Smoked Pork Sirloin Recipe

This Smoked Pork Sirloin is lean, juicy, and full of bold smoky flavor. With a savory dry rub and low-and-slow smoking technique, this recipe delivers a tender, crowd-pleasing main dish perfect for backyard BBQs, holidays, or casual family dinners.
Prep Time 15 minutes
Cook Time 2 hours 30 minutes
Total Time 2 hours 45 minutes
Servings: 4
Course: BBQ, Dinner
Cuisine: American
Calories: 320

Ingredients
  

  • Pork & Rub
  • 2 lb pork sirloin roast
  • 2 tbsp olive oil
  • 1 tbsp brown sugar
  • 1 tbsp smoked paprika
  • 1 tsp garlic powder
  • 1 tsp onion powder
  • 1 tsp kosher salt
  • 1/2 tsp ground black pepper
  • 1/2 tsp chili powder optional for heat
  • Optional Glaze or Finish
  • 1/4 cup BBQ sauce for brushing during last 10–15 min of smoking

Equipment

  • 1 Smoker or Pellet Grill
  • 1 Meat thermometer
  • 1 Mixing bowl
  • 1 Aluminum Foil or Butcher Paper
  • 1 Tongs

Method
 

  1. Preheat the Smoker: Set your smoker to 225°F (107°C).

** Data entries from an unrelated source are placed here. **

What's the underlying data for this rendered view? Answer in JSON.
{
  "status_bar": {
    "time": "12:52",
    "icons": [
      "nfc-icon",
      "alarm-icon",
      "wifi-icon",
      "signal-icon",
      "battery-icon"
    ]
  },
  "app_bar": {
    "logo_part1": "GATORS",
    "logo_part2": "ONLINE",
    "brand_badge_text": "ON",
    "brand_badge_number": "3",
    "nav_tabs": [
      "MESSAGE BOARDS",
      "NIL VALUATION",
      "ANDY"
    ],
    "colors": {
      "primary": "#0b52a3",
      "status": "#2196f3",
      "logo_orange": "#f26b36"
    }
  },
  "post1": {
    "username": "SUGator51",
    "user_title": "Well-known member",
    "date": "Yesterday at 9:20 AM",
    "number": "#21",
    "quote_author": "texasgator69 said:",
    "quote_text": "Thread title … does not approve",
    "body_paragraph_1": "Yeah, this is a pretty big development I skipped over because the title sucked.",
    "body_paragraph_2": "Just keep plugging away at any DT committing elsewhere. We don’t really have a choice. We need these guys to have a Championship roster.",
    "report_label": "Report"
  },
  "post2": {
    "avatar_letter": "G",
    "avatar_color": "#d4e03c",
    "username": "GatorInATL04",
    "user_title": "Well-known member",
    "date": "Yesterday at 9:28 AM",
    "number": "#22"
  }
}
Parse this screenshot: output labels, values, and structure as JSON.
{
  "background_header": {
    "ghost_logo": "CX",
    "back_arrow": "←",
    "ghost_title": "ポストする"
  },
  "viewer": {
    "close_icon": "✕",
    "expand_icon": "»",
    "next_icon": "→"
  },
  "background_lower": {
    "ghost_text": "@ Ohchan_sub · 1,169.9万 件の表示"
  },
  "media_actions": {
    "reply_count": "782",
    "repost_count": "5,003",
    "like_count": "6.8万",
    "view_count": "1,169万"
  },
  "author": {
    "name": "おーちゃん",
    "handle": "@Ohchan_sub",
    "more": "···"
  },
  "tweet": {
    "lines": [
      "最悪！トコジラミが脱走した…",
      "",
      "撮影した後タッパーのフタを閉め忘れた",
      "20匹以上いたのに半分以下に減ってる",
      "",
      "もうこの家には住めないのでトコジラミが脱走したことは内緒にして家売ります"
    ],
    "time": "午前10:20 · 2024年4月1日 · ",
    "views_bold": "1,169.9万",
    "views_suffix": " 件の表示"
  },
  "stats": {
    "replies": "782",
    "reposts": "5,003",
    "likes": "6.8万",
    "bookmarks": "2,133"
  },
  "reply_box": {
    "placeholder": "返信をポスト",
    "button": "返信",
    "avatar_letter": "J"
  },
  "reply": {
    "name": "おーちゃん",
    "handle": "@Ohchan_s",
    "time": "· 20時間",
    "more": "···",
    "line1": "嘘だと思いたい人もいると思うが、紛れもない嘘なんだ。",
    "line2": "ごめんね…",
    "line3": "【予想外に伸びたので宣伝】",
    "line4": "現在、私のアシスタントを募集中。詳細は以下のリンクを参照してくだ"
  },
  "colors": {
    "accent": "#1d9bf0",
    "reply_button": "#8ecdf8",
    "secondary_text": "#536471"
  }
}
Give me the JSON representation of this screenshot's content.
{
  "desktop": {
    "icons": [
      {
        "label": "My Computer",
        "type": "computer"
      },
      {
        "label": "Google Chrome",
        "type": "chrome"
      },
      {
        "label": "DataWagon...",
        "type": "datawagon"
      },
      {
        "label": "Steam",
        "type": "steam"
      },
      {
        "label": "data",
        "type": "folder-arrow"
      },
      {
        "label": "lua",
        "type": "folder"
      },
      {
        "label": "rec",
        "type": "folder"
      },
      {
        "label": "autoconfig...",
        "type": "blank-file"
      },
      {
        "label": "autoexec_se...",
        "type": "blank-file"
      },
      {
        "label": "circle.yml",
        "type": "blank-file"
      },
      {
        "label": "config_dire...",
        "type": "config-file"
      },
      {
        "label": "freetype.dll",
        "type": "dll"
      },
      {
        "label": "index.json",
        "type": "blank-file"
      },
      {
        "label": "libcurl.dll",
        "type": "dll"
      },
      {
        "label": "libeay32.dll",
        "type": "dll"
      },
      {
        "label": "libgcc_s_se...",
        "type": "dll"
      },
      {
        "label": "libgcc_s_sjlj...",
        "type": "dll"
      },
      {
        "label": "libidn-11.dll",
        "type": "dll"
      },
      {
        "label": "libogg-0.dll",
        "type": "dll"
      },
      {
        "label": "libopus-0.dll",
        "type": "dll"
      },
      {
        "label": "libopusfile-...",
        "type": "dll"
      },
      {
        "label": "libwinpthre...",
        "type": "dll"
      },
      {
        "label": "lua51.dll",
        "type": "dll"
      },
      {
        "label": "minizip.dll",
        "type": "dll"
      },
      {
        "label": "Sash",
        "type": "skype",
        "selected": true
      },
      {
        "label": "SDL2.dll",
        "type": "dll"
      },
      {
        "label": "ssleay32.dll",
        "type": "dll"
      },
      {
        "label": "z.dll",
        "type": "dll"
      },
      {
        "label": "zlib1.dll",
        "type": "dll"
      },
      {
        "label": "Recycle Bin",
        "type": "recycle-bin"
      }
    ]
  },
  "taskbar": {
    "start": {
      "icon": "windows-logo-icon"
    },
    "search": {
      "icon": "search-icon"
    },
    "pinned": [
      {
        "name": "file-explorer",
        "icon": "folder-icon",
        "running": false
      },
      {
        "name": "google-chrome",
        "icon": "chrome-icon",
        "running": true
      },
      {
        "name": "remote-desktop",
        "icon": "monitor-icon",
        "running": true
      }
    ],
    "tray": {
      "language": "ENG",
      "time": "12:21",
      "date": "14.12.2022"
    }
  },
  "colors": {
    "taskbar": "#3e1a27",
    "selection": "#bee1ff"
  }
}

Use wood chips like apple, cherry, or hickory for rich flavor.
  2. Prepare the Pork: Pat the pork sirloin dry with paper towels. Rub all over with olive oil. In a bowl, mix the brown sugar, smoked paprika, garlic powder, onion powder, salt, pepper, and chili powder. Coat the pork evenly with the dry rub.
  3. Smoke the Pork: Place the pork sirloin directly on the smoker grates. Close the lid and smoke until the internal temperature reaches 145–150°F (about 2.5 hours).
  4. Optional Glaze: In the last 15 minutes, brush the outside with BBQ sauce if desired for a sweet and smoky glaze.
  5. Rest: Remove pork from the smoker and tent loosely with foil. Let rest 10 minutes before slicing.
  6. Serve: Slice thinly across the grain and serve with your favorite sides!

Notes

  • For juicier pork, avoid overcooking past 150°F.
  • Great served with coleslaw, grilled corn, or garlic mashed potatoes.
  • Leftovers make excellent sandwiches or wraps the next day.